Back to the guys that reminded me of this in the first place.
There were three guys (all with six months or less of sobriety, and two with a history of multiple relapses) who did the “lies of omission” thing, but with varying degrees of consequence. The first is a guy with a history of relapse that I sponsor who had finally strung together five-plus months. His last relapse resulted in a well-thought out plan to hang himself (before he came to his senses and checked into a detox). He has been a model of recovery so far—going to meetings every day, taking multiple group commitments, calling sober people and really trying to do the right thing. But when his wife was leaving town for a week on a business trip? Not a word to anyone, despite the fact that he’d started drinking again every time she left town in their seven-year relationship (four of which he’d spent trying to get sober).
But the day before her trip, he left me a casual message at a time when he knew I was not going to answer my phone. Afterwards, he said he doesn’t know why he “forgot” for so long (this guy tells me everything), but it probably speaks to the insanity that precedes the first drink for alcoholics. After the call, he took some suggestions, doubled up on meetings when she left, made a lot of phone calls and when the desire to drink came rushing back when she left town, he didn’t.
The second guy was not so “lucky.” He was at a morning meeting with his sponsor and our men’s group, and didn’t say a word to anyone about his wife going out of town (and he talked to his sponsor every day). So as soon as her tail lights left the driveway that afternoon, he hit the vodka. He checked into detox after a four-day bender where he didn’t make it to work, and drank again as soon as he got out. After the cops escorted him from his home (because his wife finally had had enough after multiple relapses), he moved in with his parents instead of his wife and two babies. My guess is that it was his plan to drink all along, despite going to meetings and calling his sponsor daily.
The third guy had a little different scenario but it had the same elements. He also planned to hang himself right before getting sober, but like the first guy, went to detox instead. After six months, he had gotten into a relationship (which he told no one about) and it went south. His reaction was to “get away” for a few days a couple hours north of the city where his friend worked at a bar. He told no one before going.
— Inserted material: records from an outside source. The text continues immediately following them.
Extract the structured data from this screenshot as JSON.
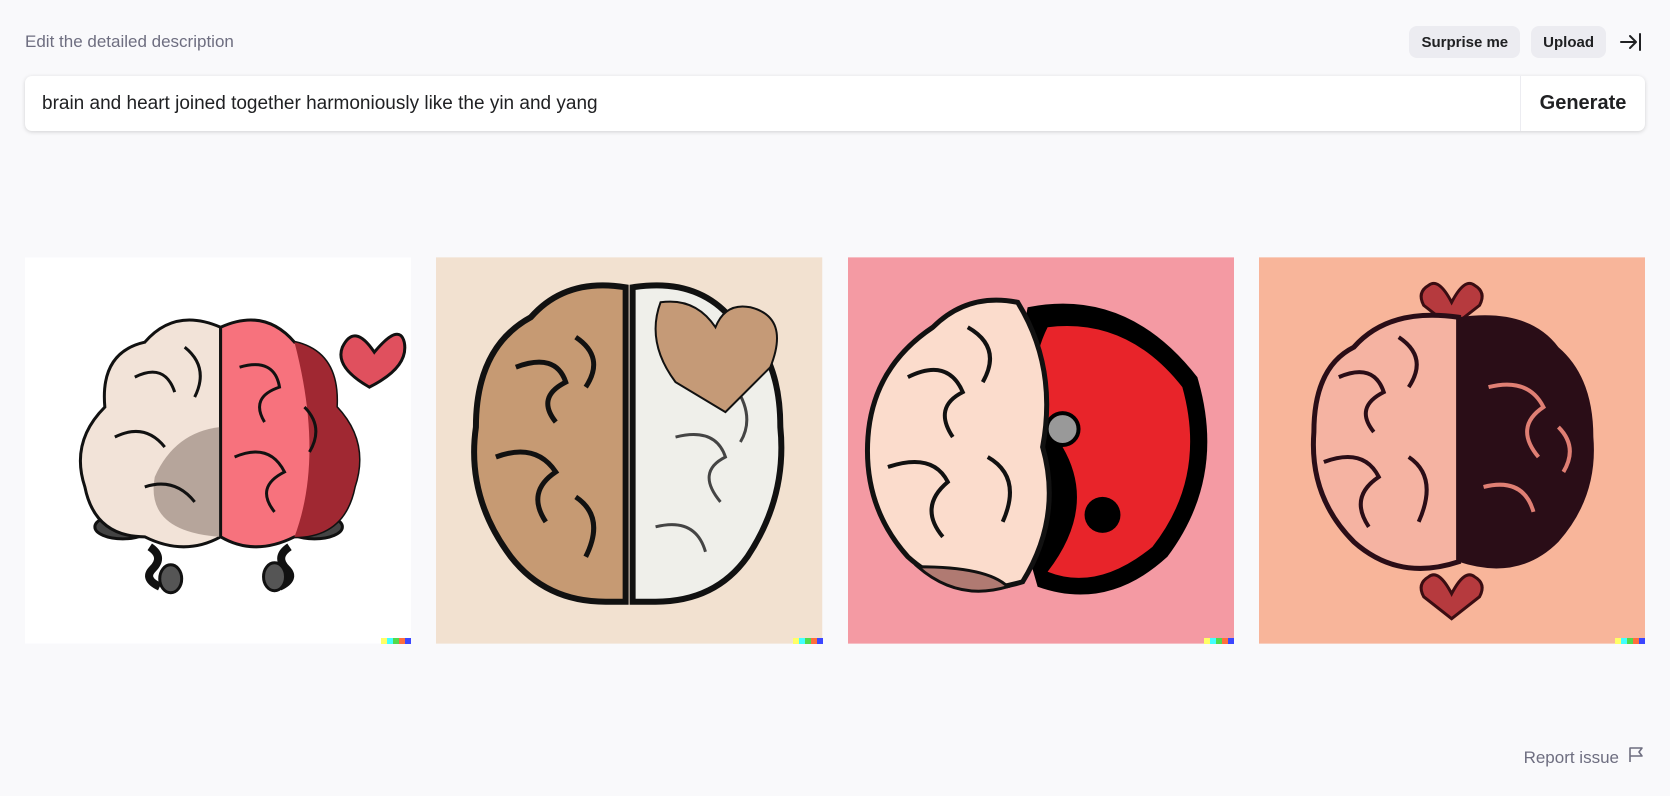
{
  "header": {
    "hint": "Edit the detailed description",
    "surprise_label": "Surprise me",
    "upload_label": "Upload"
  },
  "prompt": {
    "value": "brain and heart joined together harmoniously like the yin and yang",
    "generate_label": "Generate"
  },
  "gallery": {
    "images": [
      {
        "background": "#ffffff",
        "subject": "cartoon brain half beige half pink with heart"
      },
      {
        "background": "#f2e1d0",
        "subject": "brown and white brain halves with tan heart"
      },
      {
        "background": "#f49aa3",
        "subject": "brain with red yin yang shape"
      },
      {
        "background": "#f8b59a",
        "subject": "pink and dark brain halves with two hearts"
      }
    ],
    "signature_colors": [
      "#ffff66",
      "#42ffff",
      "#51da4c",
      "#ff6e3c",
      "#3c46ff"
    ]
  },
  "footer": {
    "report_label": "Report issue"
  },
  "colors": {
    "page_background": "#f9f9fb",
    "pill_background": "#ececf1",
    "muted_text": "#6e6e80"
  },
  "icons": [
    "collapse-panel-icon",
    "flag-icon"
  ]
}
His plan was simple but changed hourly: Visit friend, but not at bar; Visit friend at bar but tell him he’s not drinking; Visit friend at bar and not tell him he’s not drinking but say no when he offers; Fuck it, just drink.
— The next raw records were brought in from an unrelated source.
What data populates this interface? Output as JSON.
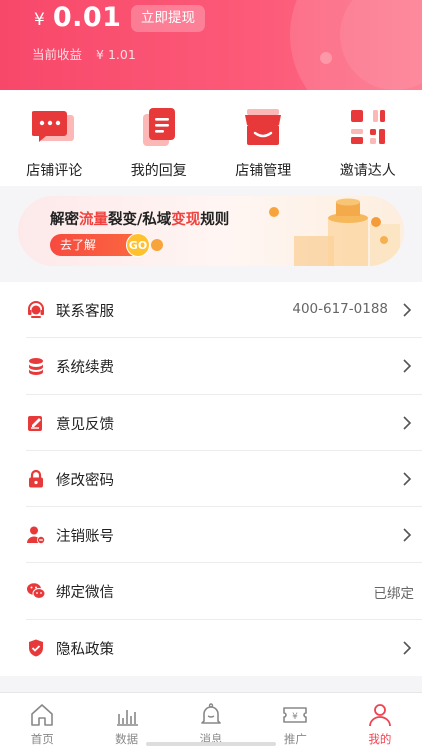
{
  "header": {
    "currency": "¥",
    "balance": "0.01",
    "withdraw_label": "立即提现",
    "earnings_label": "当前收益",
    "earnings_value": "¥  1.01"
  },
  "shortcuts": [
    {
      "label": "店铺评论",
      "icon": "comment-bubble-icon"
    },
    {
      "label": "我的回复",
      "icon": "document-icon"
    },
    {
      "label": "店铺管理",
      "icon": "storefront-icon"
    },
    {
      "label": "邀请达人",
      "icon": "qr-code-icon"
    }
  ],
  "banner": {
    "title_1": "解密",
    "title_hl1": "流量",
    "title_2": "裂变/私域",
    "title_hl2": "变现",
    "title_3": "规则",
    "cta": "去了解",
    "go": "GO"
  },
  "menu": [
    {
      "label": "联系客服",
      "value": "400-617-0188",
      "icon": "headset-icon",
      "chevron": true
    },
    {
      "label": "系统续费",
      "value": "",
      "icon": "coins-icon",
      "chevron": true
    },
    {
      "label": "意见反馈",
      "value": "",
      "icon": "feedback-edit-icon",
      "chevron": true
    },
    {
      "label": "修改密码",
      "value": "",
      "icon": "lock-icon",
      "chevron": true
    },
    {
      "label": "注销账号",
      "value": "",
      "icon": "user-remove-icon",
      "chevron": true
    },
    {
      "label": "绑定微信",
      "value": "已绑定",
      "icon": "wechat-icon",
      "chevron": false
    },
    {
      "label": "隐私政策",
      "value": "",
      "icon": "shield-check-icon",
      "chevron": true
    }
  ],
  "tabs": [
    {
      "label": "首页",
      "icon": "home-icon",
      "active": false
    },
    {
      "label": "数据",
      "icon": "bar-chart-icon",
      "active": false
    },
    {
      "label": "消息",
      "icon": "bell-icon",
      "active": false
    },
    {
      "label": "推广",
      "icon": "ticket-icon",
      "active": false
    },
    {
      "label": "我的",
      "icon": "person-icon",
      "active": true
    }
  ],
  "colors": {
    "brand": "#f8486a",
    "accent": "#f1424f",
    "banner_highlight": "#f0433f"
  }
}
That’s when he called his sponsor, who told him to get to a meeting. He met a drunk guy there who had just relapsed and couldn’t stop crying, so he spent a long time talking to him after the meeting. With this little reminder, he didn’t drink or get drugs as planned.
What’s the moral of these stories? The guys who finally “ratted themselves out,” as we say in Boston, stayed sober. The guy who didn’t drank and now seems like he may have used up his last chance with his increasingly desperate wife.
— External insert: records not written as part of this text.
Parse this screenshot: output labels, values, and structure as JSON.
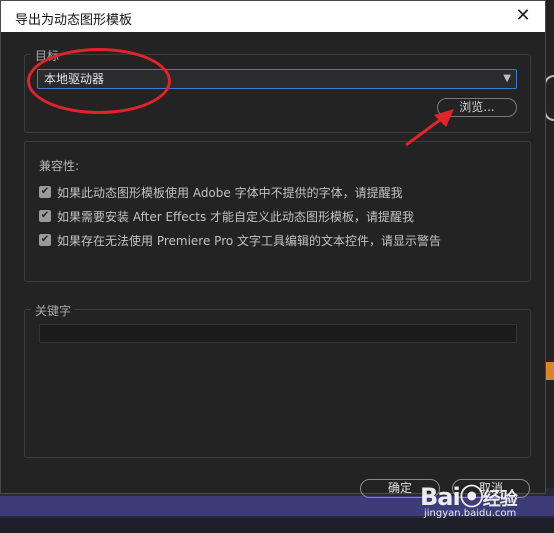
{
  "window": {
    "title": "导出为动态图形模板",
    "close_glyph": "✕"
  },
  "target": {
    "legend": "目标",
    "select_value": "本地驱动器",
    "browse_label": "浏览..."
  },
  "compat": {
    "legend": "兼容性:",
    "options": [
      {
        "label": "如果此动态图形模板使用 Adobe 字体中不提供的字体，请提醒我",
        "checked": true
      },
      {
        "label": "如果需要安装 After Effects 才能自定义此动态图形模板，请提醒我",
        "checked": true
      },
      {
        "label": "如果存在无法使用 Premiere Pro 文字工具编辑的文本控件，请显示警告",
        "checked": true
      }
    ]
  },
  "keywords": {
    "legend": "关键字",
    "value": ""
  },
  "footer": {
    "ok_label": "确定",
    "cancel_label": "取消"
  },
  "watermark": {
    "logo_text": "Bai",
    "logo_text2": "百",
    "logo_text3": "经验",
    "url": "jingyan.baidu.com"
  },
  "annotation_color": "#e0242a",
  "accent_color": "#3a7bd5"
}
The truth is that lots of people do stupid things and stay sober. I’m a firm believer that you can be a bartender in a crack house and still stay sober if you want to badly enough, but the chances of success are a lot better if you don’t do risky shit. I’ve found it is just a lot better to run those things by people in a way that might be uncomfortable before I do something that is going to threaten my sobriety.
I’ve also found that the more I live my life in the truth, the easier it becomes.